Publisher: Dover Publications
Source: NetGalley and publisher for review
Do you love to create imaginative artwork? Would you like to add depth and richness to your creations? Could you use fresh inspiration? Here is the book that will help you brush up on your skills and add new tricks and techniques to your repertoire. Sketching, line art, watercolors, mixed media, composition, rendering methods ― The Fantasy Artroom is your all-in-one traveling companion into the world of fantasy art.These step-by-step demonstrations offer easy-to-follow methods for drawing trees and landscapes; forming dwarves, witches, mermaids, centaurs, and other characters; and putting them all together into enchanting compositions. Introduce a new dimension to your drawing, line art, and watercolor images with this richly illustrated guide and its helpful exercises, tips, and suggestions.My thoughts:
I enjoy fantasy books so, of course, I like fantasy artwork. I've read a few art books in this genre but I had not read this one. Dover often republishes older art books and some of them are classics. I had to find out what this author had to contribute.
My egalley was not quite in book format. A lot of the artwork became fragmented and some of the formatting in the wording was odd. I have no doubt that all of this is corrected in the published volume since Dover is well known to make sure older books are close to the format originally published. I only mentioned it here since it did not allow me to totally see the examples with the directions. I will try not to let it influence how I see the book overall.

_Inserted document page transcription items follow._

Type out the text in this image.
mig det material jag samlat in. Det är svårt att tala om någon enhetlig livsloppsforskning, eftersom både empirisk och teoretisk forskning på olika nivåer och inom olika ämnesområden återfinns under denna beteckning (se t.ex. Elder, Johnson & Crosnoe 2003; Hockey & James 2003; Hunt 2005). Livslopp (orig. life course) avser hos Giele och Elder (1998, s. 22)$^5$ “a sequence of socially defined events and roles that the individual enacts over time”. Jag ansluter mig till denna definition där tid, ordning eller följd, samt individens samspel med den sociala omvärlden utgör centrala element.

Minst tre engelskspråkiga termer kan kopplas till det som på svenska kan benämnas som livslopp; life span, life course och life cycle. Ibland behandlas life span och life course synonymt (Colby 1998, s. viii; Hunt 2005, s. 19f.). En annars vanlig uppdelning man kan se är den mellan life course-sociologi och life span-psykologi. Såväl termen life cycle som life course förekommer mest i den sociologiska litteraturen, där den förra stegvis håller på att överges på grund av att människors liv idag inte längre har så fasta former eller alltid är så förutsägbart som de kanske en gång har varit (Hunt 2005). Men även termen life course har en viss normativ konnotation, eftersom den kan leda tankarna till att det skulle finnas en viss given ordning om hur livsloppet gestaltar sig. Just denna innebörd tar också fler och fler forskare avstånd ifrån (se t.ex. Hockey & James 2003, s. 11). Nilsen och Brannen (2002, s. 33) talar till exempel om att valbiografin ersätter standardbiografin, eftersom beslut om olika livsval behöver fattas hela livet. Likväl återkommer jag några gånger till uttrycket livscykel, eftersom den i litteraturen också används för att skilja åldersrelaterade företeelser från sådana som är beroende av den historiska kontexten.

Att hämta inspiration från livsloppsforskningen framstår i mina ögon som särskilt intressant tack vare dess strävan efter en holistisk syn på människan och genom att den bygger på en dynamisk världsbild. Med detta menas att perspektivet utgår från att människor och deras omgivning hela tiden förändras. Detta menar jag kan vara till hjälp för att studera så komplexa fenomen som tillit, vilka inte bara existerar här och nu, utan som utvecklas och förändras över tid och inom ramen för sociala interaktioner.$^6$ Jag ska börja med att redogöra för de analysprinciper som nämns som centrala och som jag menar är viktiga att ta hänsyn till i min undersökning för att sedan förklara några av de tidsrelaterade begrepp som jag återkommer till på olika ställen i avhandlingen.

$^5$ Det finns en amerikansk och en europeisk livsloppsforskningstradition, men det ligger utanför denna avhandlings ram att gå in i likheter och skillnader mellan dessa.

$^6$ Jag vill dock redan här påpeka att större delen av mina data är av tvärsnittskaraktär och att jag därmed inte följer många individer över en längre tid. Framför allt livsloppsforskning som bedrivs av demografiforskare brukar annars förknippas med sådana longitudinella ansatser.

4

I think there is a lot of sage advice to anyone in the art field in this book. I really liked how the advice on how to see things in nature in an artistic manner was presented and how it could be applied to fantasy. How to take things we know and both present it in how it is seen with fantastical elements applied and how to change it while still keeping with the feeling of realism. I think that is the key to fantasy artwork. Taking something that is just familiar enough and make it into something completely new and believable.
I also liked how he layered watercolor. Like his line work it is something that is taken slowly and builds upon itself. This book makes a good primer for anyone in any artistic field to have. Even fragmented as the book was for review, I could see it making my way onto my art shelf in physical form.
I give this book 4 stars. I recommend it to those that enjoy fantasy artwork. One of his influences is Arthur Rackham which is evident in the artwork presented. It has that same etherial draftsman appeal that Rackham perfected.